Chronicle reporter Whitney Bermes recently filed a request under Montana’s open records law to obtain documents from the Gallatin Gateway School District regarding a teacher’s resignation.
Bermes learned about an investigation involving the teacher after checking civil court filings in Gallatin County District Court, a routine part of her public records checks. From there, Bermes made an open records request with the school district and called the Montana Office of Public Instruction.
Bermes was able to obtain documents stating School Board trustees say the former Gallatin Gateway teacher resigned after giving a 15-year-old girl alcohol and kissing her. She also learned that the state is investigating the teacher to decide whether he should have a teacher’s license. Her full story can be read here.
This is one example of how the Chronicle continues to fight for open records and the public’s right to know. If we didn’t, this story and many others would never come to light.
We make open records requests regularly. In recent years, we have hired attorneys to fight for documents we believe are public.
Public institutions such as schools and governments must be held accountable. Readers have the right to know what they’re doing.
No one else – TV stations, radio stations or bloggers – fight for the public’s right to know the way newspaper reporters do. No one else fights for the public in our courtrooms.
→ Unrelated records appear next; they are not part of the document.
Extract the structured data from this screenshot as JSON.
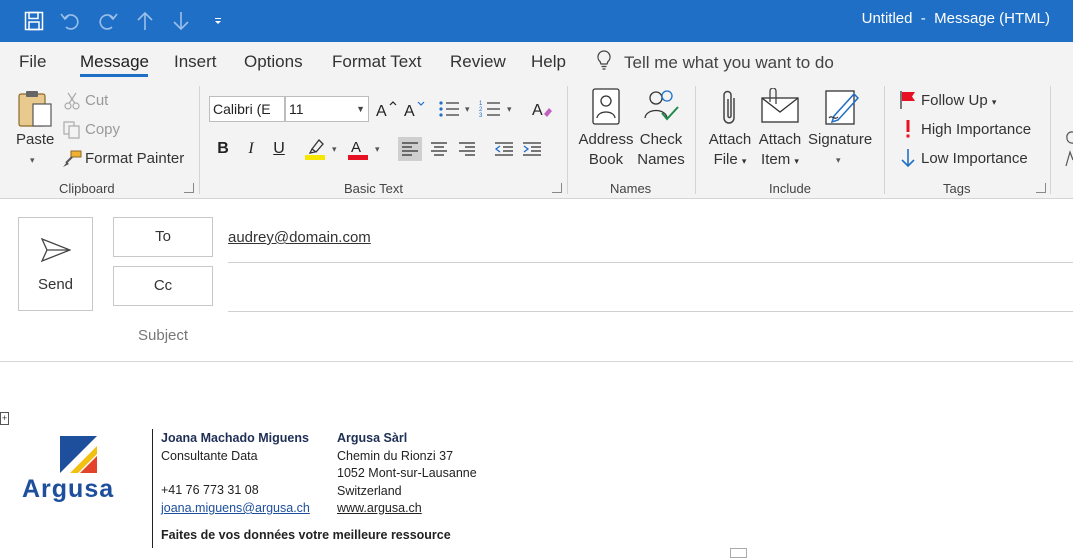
{
  "window": {
    "title": "Untitled  -  Message (HTML)"
  },
  "tabs": [
    "File",
    "Message",
    "Insert",
    "Options",
    "Format Text",
    "Review",
    "Help"
  ],
  "tellme": "Tell me what you want to do",
  "clipboard": {
    "paste": "Paste",
    "cut": "Cut",
    "copy": "Copy",
    "format_painter": "Format Painter",
    "label": "Clipboard"
  },
  "basic_text": {
    "font": "Calibri (E",
    "size": "11",
    "bold": "B",
    "italic": "I",
    "underline": "U",
    "label": "Basic Text",
    "highlight_color": "#f6e600",
    "font_color": "#e81123"
  },
  "names": {
    "address_book": [
      "Address",
      "Book"
    ],
    "check_names": [
      "Check",
      "Names"
    ],
    "label": "Names"
  },
  "include": {
    "attach_file": [
      "Attach",
      "File"
    ],
    "attach_item": [
      "Attach",
      "Item"
    ],
    "signature": "Signature",
    "label": "Include"
  },
  "tags": {
    "follow_up": "Follow Up",
    "high_importance": "High Importance",
    "low_importance": "Low Importance",
    "label": "Tags"
  },
  "compose": {
    "send": "Send",
    "to_label": "To",
    "cc_label": "Cc",
    "subject_label": "Subject",
    "to_value": "audrey@domain.com"
  },
  "signature_block": {
    "logo_text": "Argusa",
    "name": "Joana Machado Miguens",
    "role": "Consultante Data",
    "phone": "+41 76 773 31 08",
    "email": "joana.miguens@argusa.ch",
    "company": "Argusa Sàrl",
    "street": "Chemin du Rionzi 37",
    "city": "1052 Mont-sur-Lausanne",
    "country": "Switzerland",
    "website": "www.argusa.ch",
    "tagline": "Faites de vos données votre meilleure ressource"
  },
  "colors": {
    "title_bar": "#1f6fc6",
    "ribbon": "#f3f3f3",
    "accent": "#1f6fc6",
    "follow_up_flag": "#e81123",
    "logo_blue": "#1d4f9c",
    "logo_yellow": "#f2c012",
    "logo_red": "#e3432b"
  }
}
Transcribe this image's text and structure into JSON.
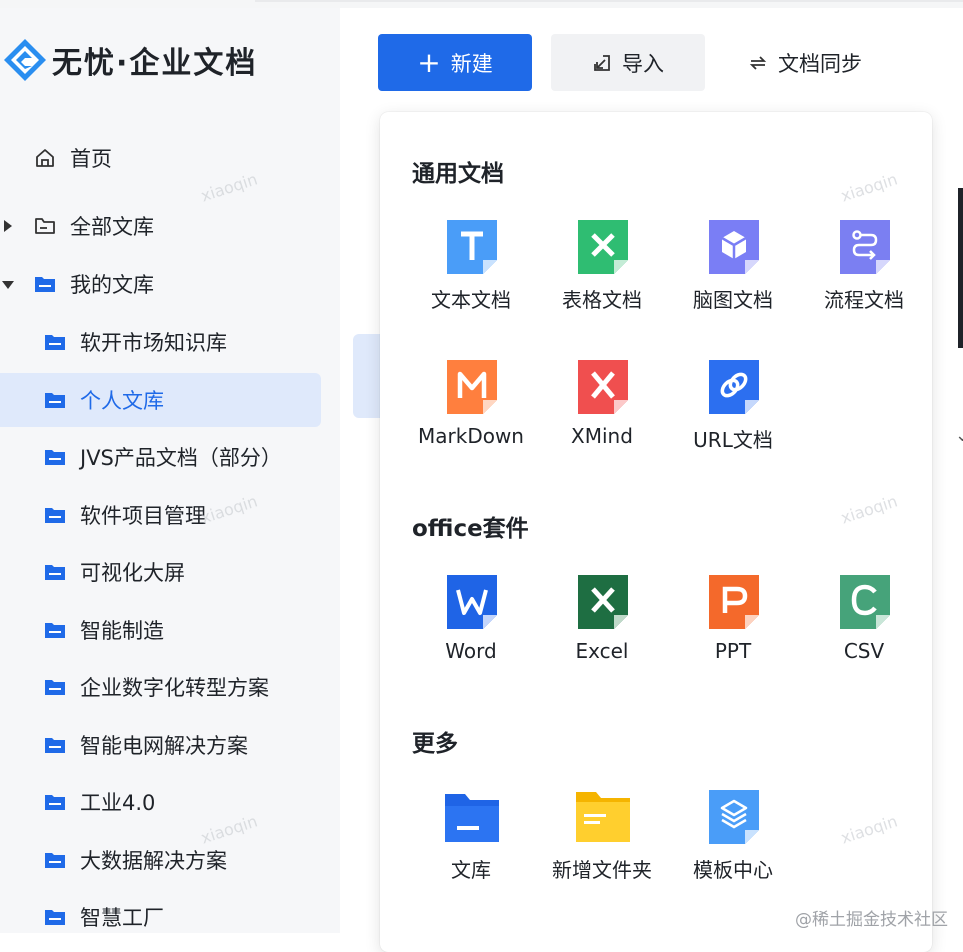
{
  "app": {
    "brand": "无忧·企业文档"
  },
  "sidebar": {
    "home": "首页",
    "all_libraries": "全部文库",
    "my_libraries": "我的文库",
    "libraries": [
      "软开市场知识库",
      "个人文库",
      "JVS产品文档（部分）",
      "软件项目管理",
      "可视化大屏",
      "智能制造",
      "企业数字化转型方案",
      "智能电网解决方案",
      "工业4.0",
      "大数据解决方案",
      "智慧工厂"
    ],
    "active_library": "个人文库"
  },
  "toolbar": {
    "new_label": "新建",
    "import_label": "导入",
    "sync_label": "文档同步"
  },
  "menu": {
    "sections": [
      {
        "title": "通用文档",
        "items": [
          "文本文档",
          "表格文档",
          "脑图文档",
          "流程文档",
          "MarkDown",
          "XMind",
          "URL文档"
        ]
      },
      {
        "title": "office套件",
        "items": [
          "Word",
          "Excel",
          "PPT",
          "CSV"
        ]
      },
      {
        "title": "更多",
        "items": [
          "文库",
          "新增文件夹",
          "模板中心"
        ]
      }
    ]
  },
  "icons": {
    "text_doc": {
      "color": "#4a9df8",
      "glyph": "T"
    },
    "sheet_doc": {
      "color": "#2fbd72",
      "glyph": "X"
    },
    "mind_doc": {
      "color": "#7a7ef5",
      "glyph": "box"
    },
    "flow_doc": {
      "color": "#7b7ff2",
      "glyph": "flow"
    },
    "markdown": {
      "color": "#ff7f3e",
      "glyph": "M"
    },
    "xmind": {
      "color": "#f04f4f",
      "glyph": "X"
    },
    "url_doc": {
      "color": "#2c6ff0",
      "glyph": "link"
    },
    "word": {
      "color": "#1f64e6",
      "glyph": "W"
    },
    "excel": {
      "color": "#1e6e42",
      "glyph": "X"
    },
    "ppt": {
      "color": "#f4692b",
      "glyph": "P"
    },
    "csv": {
      "color": "#46a37a",
      "glyph": "C"
    }
  },
  "watermark": "xiaoqin",
  "credit": "@稀土掘金技术社区"
}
Our reporters mine through data, pages of documents, lawsuits and government budgets all the time to find stories such as the one involving the Gallatin Gateway teacher. They make open records requests, file for confidential criminal justice information or request the help of an attorney to dig further.
We believe that’s part of our job. We strive to provide that kind of reporting. And we do it better than anyone else. No one else around here is doing that kind of journalism.
In the Gallatin Gateway teacher’s case, the public’s right to know outweighed the teacher’s right to privacy. The teacher was a public employee working for a public school district. The teacher was in a position of public trust. The public has the right to know about any investigation into his conduct.
We also didn’t release any identifying information about the student involved in the investigation. We protected the student’s identity.
The Montana courts also have confirmed the public’s right to know regarding teacher conduct. The Chronicle and Belgrade News have recently obtained similar records related to a former Montana State University professor and a Manhattan teacher, respectively.
One final point: The open records law also protects the innocent and accused from aggressive investigations or prosecutions. It is a check on the government and helps prevent corruption.
When the government’s business is aired in public, everyone wins.